NSL Blog

Enterprising futures, teaching at Schumacher
March 24, 2013
Last week I had the privilege of teaching for a week at Schumacher College on the Enterprising Futures course.
The course explores the rapidly changing world of enterprise forms and models, helping to make sense of the revolution currently sweeping through the ways in which we do business. Information technologies are permitting the emergence of more dispersed, distributed and localized forms of enterprise and facilitating a resurgence in cooperative models. In parallel, many large-scale businesses are explicitly looking to nature as their model and mentor for the development of new technologies and forms of organization. New, dynamic and innovative partnerships are emerging involving multiple stakeholders – large-scale business, social enterprise, charities and the state – in the delivery of goods and services of true social and environmental, as well as economic benefit. This course explores all these trends and provides the tools to would-be social entrepreneurs seeking to create their own initiatives
I was co-teaching with my good friend Giles Hutchins The Radical Re-Design of Business.A cohort of 20 people from around the world came to explore how we might create enterprises of the future. What they would like, how they might operate and how they might be funded.
Presenting the 6 principles of No Straight Lines and discussing them in some depth with the group was immensely enjoyable. The teaching of transformational business and enterprise and helping the group translate that knowledge into their own world views and perspectives, sometimes with a little fun and creativity was rewarding.

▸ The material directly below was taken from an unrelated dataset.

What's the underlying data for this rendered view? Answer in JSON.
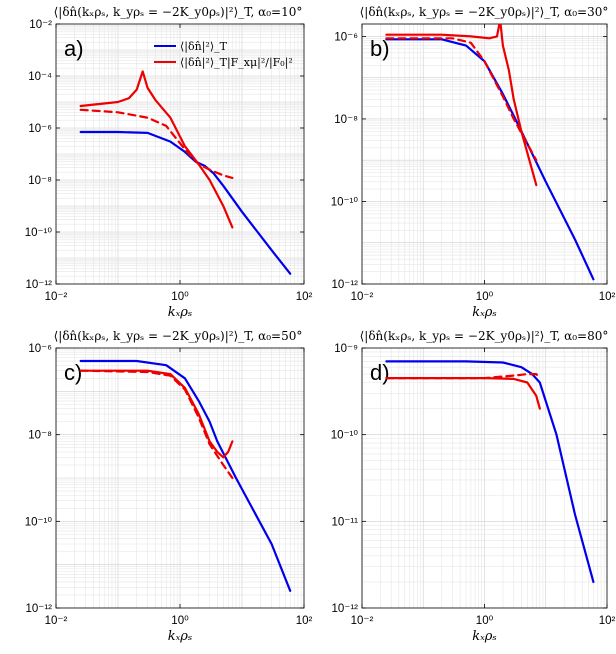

Tim Crabtree brought a very special way of opening each session, that brought space for our hands, hearts and minds to rest to become open and ready to engage with the days events. The walk on Dartmoor with Dr Stephan Harding, Resident Ecologist and MSc Co-ordinator is something that I will remember and I reflected as I lay on my back on Dartmoor with my eyes closed that this was without doubt a memorable experience.
Giles was a great travelling companion and partner his work on leadership was thought provoking for us all causing many to stop and reflect mindfully on what leadership truly is.
Robin de Carteret was a wonderful an generous facilitator. I left feeling I had meet 20 strangers, and made 20 friends. Discussing with leaders from Brazil the challenges and opportunities they face excited me with the possibility of returning to Latin America. Chile and Brazil are on my mind. There is no doubt Schumacher has real spiritual energy and connects us deeply to ourselves and the world around us. We need more of what Schumacher has to offer us if we want to live in a more sustainable world.
So it was a privilege teaching, and I hope that I get the opportunity to do it again. We need to navigate from our linear world which currently is not serving us as individuals or as a society nor even economically to a non-linear world – a better post-industrial future. That offers new viable alternatives for the ways that, in the past, our societies, economies and organisations were run. These alternative ways produce outcomes that are more humane, regenerative, sustainable, redistributive of wealth, ideas and resources. This is a just economy of a non-linear world.
Paul Hawkin wrote in The Ecology of Commerce that business is such an efficient form of human endevour, with many positive attributes, that it is difficult to comprehend how it has become so destructive. It is not enough to say that business should be more ethical, or that we should use recycled materials and encourage car pooling. What is required is a total redesign of what it means to be in business at the latter stages of the twentieth century.